关于Glu-68在乙醇脱氢酶中的作用
On the role of Glu-68 in alcohol dehydrogenase.
作者信息
Ryde U
机构信息
Department of Theoretical Chemistry, University of Lund, Sweden.
出版信息
Protein Sci. 1995 Jun;4(6):1124-32. doi: 10.1002/pro.5560040611.
Abstract
Theoretical computations (molecular dynamics and combined quantum chemical and molecular mechanical geometry optimizations) have been performed on horse liver alcohol dehydrogenase.
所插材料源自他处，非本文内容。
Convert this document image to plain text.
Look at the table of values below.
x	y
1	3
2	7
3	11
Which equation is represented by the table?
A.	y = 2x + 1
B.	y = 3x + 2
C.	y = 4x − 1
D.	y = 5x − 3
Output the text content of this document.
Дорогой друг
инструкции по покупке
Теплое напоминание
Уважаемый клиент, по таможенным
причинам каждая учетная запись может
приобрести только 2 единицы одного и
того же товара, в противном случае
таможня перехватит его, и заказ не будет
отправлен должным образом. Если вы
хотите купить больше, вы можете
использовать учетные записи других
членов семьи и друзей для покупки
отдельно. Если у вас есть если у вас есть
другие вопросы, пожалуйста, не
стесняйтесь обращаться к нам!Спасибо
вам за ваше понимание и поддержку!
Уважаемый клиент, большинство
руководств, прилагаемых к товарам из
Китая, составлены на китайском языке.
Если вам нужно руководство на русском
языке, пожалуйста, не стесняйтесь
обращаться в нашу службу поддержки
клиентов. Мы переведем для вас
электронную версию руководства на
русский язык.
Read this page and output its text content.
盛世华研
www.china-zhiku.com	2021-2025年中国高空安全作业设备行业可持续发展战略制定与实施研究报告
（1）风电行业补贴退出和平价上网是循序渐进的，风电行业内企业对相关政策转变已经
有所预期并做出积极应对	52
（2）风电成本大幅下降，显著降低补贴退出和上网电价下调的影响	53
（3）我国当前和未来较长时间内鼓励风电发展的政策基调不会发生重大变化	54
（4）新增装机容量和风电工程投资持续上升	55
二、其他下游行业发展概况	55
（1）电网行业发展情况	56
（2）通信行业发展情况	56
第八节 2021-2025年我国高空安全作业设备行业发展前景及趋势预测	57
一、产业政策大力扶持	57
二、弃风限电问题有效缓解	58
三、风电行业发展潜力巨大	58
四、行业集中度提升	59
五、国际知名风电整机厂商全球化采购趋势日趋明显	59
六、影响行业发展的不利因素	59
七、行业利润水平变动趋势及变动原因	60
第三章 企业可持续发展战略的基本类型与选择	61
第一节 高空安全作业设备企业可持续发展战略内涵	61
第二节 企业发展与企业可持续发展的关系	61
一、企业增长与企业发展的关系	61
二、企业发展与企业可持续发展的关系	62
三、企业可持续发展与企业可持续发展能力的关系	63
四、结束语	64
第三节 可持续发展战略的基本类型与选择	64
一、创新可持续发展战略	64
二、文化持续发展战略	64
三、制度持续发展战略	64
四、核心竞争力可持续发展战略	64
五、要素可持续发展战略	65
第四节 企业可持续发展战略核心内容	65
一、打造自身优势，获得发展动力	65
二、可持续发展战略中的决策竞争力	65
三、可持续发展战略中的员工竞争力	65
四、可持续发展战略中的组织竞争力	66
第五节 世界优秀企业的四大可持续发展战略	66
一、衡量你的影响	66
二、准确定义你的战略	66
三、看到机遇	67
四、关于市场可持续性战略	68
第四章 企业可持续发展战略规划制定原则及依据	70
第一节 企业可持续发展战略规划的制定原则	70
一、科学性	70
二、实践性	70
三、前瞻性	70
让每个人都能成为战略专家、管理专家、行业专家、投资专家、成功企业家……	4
The results provide evidence that Glu-68, a highly conserved residue located 0.47 nm from the catalytic zinc ion, may intermittently coordinate to the zinc ion. Structures with Glu-68 coordinated to the zinc ion are almost as stable as structures with Glu-68 at the crystal position and the barrier between the two configurations of Glu-68 is so low that it can readily be bypassed at room temperature. There is a cavity behind the zinc ion that seems to be tailored to allow such coordination of Glu-68 to the zinc ion. It is suggested that Glu-68 may facilitate the exchange of ligands in the substrate site by coordinating to the zinc ion when the old ligand dissociates.
摘要
已对马肝醇脱氢酶进行了理论计算(分子动力学以及量子化学与分子力学相结合的几何优化)。结果表明,位于距催化锌离子0.47纳米处的高度保守残基Glu-68可能会间歇性地与锌离子配位。Glu-68与锌离子配位的结构几乎与晶体位置上Glu-68的结构一样稳定,并且Glu-68两种构型之间的势垒很低,以至于在室温下很容易越过。锌离子后方有一个腔,似乎是为了使Glu-68能与锌离子进行这样的配位而形成的。有人提出,当旧配体解离时,Glu-68可能通过与锌离子配位来促进底物位点中配体的交换。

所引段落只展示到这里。